The traditional Remembrance Sunday service was held at the Cenotaph this morning, marking 100 years since the end of WWI. The service was attended by members of the Armed Forces and the Royal Family. The Queen chose not to participate again this year, leaving it to heir Prince Charles to lay a wreath for her, on behalf of the nation.
Prince Philip, The Duke of Edinburgh decided this morning he would not attend, but it had not been expected. The Duke saw action during World War II in the Royal Navy.
A two-minute silence was held at 11am, followed by the laying of wreaths to commemorate the servicemen and women killed in all conflicts from the First World War onwards. The conflict ended at the eleventh hour of the eleventh day of the eleventh month of 1918, making it exactly 100 years to the minute that the guns fell silent.
Her Majesty stood on the balcony of the Foreign Office, joined by The Duchess of Cornwall and The Duchess of Cambridge, watching at The Prince of Wales laid two wreaths, his own and Her Majesty’s. Prince Philip’s was laid by his equerry.
Other members of the Royal Family in attendance were The Duke of Cambridge, The Duke of Sussex, The Duke of York, The Earl of Wessex, who each laid a wreath of poppies together. William wore his RAF uniform as an Honorary Air Commandant, while Harry was in his Blues and Royals kit; Prince Andrew dressed in navy uniform as Admiral of the Sea Cadets, while Edward chose the London Regiment dress.
Following the senior Royals, The Princess Royal, Duke of Kent and Prince Michael of Kent took their turn to honour the fallen.
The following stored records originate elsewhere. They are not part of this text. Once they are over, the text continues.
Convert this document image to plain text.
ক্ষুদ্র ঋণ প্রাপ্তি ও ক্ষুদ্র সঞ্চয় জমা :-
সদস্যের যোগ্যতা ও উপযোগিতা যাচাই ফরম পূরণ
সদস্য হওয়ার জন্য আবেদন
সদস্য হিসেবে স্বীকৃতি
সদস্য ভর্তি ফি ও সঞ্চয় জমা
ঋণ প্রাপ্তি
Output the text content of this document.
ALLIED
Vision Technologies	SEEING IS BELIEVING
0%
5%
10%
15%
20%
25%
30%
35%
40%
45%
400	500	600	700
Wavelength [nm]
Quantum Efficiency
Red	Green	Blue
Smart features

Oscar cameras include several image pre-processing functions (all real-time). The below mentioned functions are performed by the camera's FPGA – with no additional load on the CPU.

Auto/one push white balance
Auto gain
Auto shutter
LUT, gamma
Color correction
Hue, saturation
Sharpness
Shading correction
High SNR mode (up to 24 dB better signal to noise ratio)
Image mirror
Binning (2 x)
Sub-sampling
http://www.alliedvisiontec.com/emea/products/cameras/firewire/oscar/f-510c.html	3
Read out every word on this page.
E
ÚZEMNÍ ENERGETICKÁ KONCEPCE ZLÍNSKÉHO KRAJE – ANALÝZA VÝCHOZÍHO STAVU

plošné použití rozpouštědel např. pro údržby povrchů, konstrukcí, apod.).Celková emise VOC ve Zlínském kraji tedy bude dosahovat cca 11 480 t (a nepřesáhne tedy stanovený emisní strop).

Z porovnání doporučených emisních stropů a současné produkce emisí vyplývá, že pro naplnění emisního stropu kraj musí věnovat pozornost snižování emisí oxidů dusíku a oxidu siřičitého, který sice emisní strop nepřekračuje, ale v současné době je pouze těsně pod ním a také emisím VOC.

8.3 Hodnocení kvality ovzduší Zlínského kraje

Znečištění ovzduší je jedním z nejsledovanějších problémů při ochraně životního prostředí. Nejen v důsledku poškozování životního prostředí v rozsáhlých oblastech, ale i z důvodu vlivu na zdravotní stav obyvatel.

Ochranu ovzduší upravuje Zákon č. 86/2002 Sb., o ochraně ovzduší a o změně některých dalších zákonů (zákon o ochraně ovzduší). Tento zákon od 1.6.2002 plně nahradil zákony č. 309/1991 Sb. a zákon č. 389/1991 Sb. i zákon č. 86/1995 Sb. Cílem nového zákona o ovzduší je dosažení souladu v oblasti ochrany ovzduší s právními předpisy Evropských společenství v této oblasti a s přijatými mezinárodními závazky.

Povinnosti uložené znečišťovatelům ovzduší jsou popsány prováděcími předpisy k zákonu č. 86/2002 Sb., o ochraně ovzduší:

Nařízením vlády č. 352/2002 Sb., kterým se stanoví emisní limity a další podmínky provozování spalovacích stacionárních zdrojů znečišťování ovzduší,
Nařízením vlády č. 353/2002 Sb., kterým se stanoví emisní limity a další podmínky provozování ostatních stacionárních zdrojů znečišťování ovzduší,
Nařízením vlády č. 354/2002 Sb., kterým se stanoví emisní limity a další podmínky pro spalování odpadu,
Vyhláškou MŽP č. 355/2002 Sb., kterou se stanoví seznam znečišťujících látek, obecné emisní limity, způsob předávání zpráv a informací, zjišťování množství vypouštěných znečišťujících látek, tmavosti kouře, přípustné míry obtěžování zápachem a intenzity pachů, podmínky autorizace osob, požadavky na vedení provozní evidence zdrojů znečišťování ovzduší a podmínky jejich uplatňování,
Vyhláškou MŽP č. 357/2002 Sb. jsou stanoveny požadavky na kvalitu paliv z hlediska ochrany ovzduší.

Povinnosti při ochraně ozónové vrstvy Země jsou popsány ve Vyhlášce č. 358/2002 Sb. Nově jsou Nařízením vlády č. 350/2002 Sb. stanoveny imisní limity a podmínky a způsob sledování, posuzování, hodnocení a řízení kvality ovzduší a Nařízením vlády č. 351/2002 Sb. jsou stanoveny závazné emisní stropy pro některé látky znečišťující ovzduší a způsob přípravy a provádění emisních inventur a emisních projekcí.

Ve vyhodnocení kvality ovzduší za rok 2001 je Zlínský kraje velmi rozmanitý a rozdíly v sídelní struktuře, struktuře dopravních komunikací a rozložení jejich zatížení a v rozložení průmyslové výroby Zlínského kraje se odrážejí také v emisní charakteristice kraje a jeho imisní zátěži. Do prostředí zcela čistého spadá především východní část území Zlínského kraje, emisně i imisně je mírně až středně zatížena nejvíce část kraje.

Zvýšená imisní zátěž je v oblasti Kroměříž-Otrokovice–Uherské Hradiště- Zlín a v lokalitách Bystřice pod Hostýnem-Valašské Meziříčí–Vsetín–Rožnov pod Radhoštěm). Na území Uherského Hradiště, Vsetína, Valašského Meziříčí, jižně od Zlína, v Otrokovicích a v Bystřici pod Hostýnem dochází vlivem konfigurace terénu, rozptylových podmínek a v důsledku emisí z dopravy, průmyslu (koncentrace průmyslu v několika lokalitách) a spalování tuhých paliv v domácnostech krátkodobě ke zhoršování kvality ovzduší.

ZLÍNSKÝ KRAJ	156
Anne wore naval uniform, as Admiral and Chief Commandant for Women in the Royal Navy, while The Duke of Kent wore his uniform as Colonel of the Scots Guards, and Prince Michael dressed as an Honorary Air Marshall in the RAF.
The German President Frank-Walter Steinmeier also laid a wreath on behalf of the German people; this is the first time since the Cenotaph was inaugurated in 1920 that a representative of Germany took part in the National Service of Remembrance and his attendance symbolises the peace and friendship that exists between the UK and Germany.
For The Duchess of Sussex, this being her first Remembrance Sunday, she was joined by the German President’s wife, Elke Büdenbender, while The Countess of Wessex stood with Sir Tim Lawrence.
The Duke and Duchess of Gloucester travelled to the National Memorial Arboretum in Staffordshire to mark the occasion, where throngs of crowds had turned up for the commemoration.
Back in London, Defence Secretary Gavin Williamson and Chief of the Defence Staff General Sir Nicholas Carter were in attendance, and the chiefs of staff of the three services laid wreaths at the Cenotaph on behalf of the Armed Forces.
The Prime Minister also attended the service along with other members of the Cabinet, former Prime Ministers and 765 Armed Forces personnel.
Members of the armed forces led the nation in marking the centenary of the Armistice at the National Service of Remembrance, ending four years of First World War centenary commemorations.
Personnel from the Royal Navy, Army and Royal Air Force were on parade at the Cenotaph on Whitehall, London, as members of the Royal Family and senior politicians lay wreaths after the two minutes silence.